Indeed, the characteristic curves $x = \phi(x_0) t + x_0$ along which $u = \phi(x_0)$ is constant are shown below:

Until characteristics intersect, the solution of the PDE is given by the method of characteristics, i.e. by solving $u = \phi(x-ut)$ numerically (I don't know any closed form expression). The breaking time $t_b$ where the solution becomes multi-valued can be computed as described in this post: $$ t_b = \frac{-1}{\inf \phi'} = \frac{1}{\pi} \approx 0.32 . $$ The speed of shock $\dot x_s$ satisfies the Rankine-Hugoniot condition $$ \dot x_s = \frac{1}{2}\big(\tilde u(x_s,t) + 0\big), \qquad x_s(1/\pi) = 1 $$ where $\tilde u(x_s,t)$ solves $\tilde u = \phi(x_s-\tilde ut)$. Hence, it is not easy to compute the shock trajectory $x_s(t)$ analytically in the present case. However, it is possible to derive some analytical expressions if the sinusoidal bump is replaced by a polynomial bump, e.g. the parabola $x\mapsto 4x(1-x)$ or the triangular function $x\mapsto 1-|2x-1|$ displayed below

This is more a comment than an answer, but not possible to edit with the figure in the comments section.

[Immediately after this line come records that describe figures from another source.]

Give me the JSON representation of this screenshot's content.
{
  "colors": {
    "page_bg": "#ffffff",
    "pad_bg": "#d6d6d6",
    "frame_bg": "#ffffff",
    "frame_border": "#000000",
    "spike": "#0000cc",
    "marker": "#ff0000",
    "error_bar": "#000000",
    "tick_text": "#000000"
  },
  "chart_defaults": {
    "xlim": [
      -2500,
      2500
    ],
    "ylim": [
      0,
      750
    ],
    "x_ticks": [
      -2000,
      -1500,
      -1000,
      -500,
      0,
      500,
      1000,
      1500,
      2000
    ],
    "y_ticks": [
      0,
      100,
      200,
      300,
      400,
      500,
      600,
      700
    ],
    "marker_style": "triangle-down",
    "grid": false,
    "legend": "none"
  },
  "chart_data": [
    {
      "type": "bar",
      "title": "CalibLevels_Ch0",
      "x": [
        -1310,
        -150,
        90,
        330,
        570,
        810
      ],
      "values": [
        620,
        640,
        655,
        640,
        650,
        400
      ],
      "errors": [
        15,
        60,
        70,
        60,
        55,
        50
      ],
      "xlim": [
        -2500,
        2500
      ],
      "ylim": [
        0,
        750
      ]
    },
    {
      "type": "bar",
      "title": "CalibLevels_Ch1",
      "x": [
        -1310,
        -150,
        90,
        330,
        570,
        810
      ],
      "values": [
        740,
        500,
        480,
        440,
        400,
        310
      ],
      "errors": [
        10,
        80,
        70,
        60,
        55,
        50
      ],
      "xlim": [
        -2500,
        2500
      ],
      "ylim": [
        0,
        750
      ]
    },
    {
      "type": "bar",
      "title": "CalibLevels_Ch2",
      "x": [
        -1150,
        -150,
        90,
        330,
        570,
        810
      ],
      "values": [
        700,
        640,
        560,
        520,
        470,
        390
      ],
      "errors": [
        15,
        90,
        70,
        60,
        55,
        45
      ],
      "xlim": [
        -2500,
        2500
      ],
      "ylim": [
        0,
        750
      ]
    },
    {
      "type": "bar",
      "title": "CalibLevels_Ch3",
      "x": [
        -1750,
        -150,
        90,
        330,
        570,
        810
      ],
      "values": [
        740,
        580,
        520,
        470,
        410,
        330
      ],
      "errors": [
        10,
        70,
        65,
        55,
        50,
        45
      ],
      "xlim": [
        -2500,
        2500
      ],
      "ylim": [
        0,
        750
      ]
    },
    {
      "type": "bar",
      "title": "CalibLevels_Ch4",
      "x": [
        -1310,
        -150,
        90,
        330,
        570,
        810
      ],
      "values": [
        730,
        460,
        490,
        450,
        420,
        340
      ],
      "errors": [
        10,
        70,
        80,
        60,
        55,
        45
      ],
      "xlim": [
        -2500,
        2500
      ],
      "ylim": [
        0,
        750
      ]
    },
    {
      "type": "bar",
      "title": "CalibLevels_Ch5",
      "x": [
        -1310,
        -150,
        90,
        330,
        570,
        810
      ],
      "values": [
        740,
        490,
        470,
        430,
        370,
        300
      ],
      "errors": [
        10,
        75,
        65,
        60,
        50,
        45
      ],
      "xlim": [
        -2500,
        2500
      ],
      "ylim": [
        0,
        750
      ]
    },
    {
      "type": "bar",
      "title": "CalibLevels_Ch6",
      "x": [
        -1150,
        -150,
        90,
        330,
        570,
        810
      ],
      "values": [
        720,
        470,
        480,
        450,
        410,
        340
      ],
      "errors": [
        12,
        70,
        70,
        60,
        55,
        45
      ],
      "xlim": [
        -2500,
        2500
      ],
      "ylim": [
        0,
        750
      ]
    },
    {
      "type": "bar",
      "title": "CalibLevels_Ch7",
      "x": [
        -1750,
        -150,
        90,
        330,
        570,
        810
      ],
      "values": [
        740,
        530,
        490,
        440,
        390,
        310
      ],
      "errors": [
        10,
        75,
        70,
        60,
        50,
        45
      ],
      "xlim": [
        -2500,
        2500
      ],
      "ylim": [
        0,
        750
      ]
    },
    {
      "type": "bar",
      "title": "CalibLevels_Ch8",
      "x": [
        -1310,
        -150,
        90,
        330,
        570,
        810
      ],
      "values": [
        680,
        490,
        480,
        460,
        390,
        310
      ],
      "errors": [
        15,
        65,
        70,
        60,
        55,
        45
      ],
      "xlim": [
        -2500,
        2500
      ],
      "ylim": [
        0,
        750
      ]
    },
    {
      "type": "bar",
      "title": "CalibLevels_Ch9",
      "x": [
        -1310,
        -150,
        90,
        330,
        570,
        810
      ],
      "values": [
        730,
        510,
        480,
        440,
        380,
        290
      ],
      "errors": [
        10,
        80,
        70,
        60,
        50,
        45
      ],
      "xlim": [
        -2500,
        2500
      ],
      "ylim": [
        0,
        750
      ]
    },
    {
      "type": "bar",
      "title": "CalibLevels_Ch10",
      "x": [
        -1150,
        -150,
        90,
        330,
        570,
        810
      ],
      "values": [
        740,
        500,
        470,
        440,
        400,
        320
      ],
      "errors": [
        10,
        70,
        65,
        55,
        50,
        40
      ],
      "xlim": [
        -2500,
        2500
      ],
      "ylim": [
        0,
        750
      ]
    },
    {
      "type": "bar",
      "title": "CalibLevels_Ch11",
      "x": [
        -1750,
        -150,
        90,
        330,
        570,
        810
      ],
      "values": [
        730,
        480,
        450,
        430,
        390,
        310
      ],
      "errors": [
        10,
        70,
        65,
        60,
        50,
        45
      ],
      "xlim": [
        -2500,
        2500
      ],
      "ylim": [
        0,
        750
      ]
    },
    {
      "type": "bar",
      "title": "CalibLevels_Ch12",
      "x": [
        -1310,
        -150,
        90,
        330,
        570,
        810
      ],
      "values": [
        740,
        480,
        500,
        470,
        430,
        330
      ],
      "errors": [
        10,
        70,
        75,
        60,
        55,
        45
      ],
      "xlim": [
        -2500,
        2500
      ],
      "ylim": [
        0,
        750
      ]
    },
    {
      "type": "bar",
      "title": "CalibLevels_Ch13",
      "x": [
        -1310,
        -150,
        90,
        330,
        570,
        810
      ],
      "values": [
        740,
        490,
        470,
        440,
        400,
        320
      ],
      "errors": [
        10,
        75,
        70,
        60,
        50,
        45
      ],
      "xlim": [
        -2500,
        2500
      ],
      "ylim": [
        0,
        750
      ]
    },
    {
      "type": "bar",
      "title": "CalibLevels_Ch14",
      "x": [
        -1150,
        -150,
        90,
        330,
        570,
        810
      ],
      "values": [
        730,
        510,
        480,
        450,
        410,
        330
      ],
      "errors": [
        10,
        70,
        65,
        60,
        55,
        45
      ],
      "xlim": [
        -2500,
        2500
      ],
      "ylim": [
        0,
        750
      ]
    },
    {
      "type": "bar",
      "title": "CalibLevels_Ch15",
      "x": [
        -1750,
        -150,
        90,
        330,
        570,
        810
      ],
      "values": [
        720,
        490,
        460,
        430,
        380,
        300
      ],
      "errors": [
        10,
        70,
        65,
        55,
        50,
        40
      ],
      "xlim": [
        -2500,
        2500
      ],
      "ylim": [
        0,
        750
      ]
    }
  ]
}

It is easier to see when the solution $u(x,t)$ becomes multivalued on the graph $u(x)$ at various $t$ than on the graph $x(t)$ at various $u$ :

Of course, the solution is on the form of implicit equation : $$u=\sin\left(\pi(x-t\,u) \right)$$ It is very easy to plot the above curves, without having $u(x,t)$ explicitly. The trick is explained in : plot solution that becomes multivalued

Plot the two branches : $\quad x(u)=\frac{1}{\pi}\sin^{-1}(u)+t\,u\quad$ and $\quad x(u)=\frac{1}{\pi}(\pi-\sin^{-1}(u))+t\,u$ .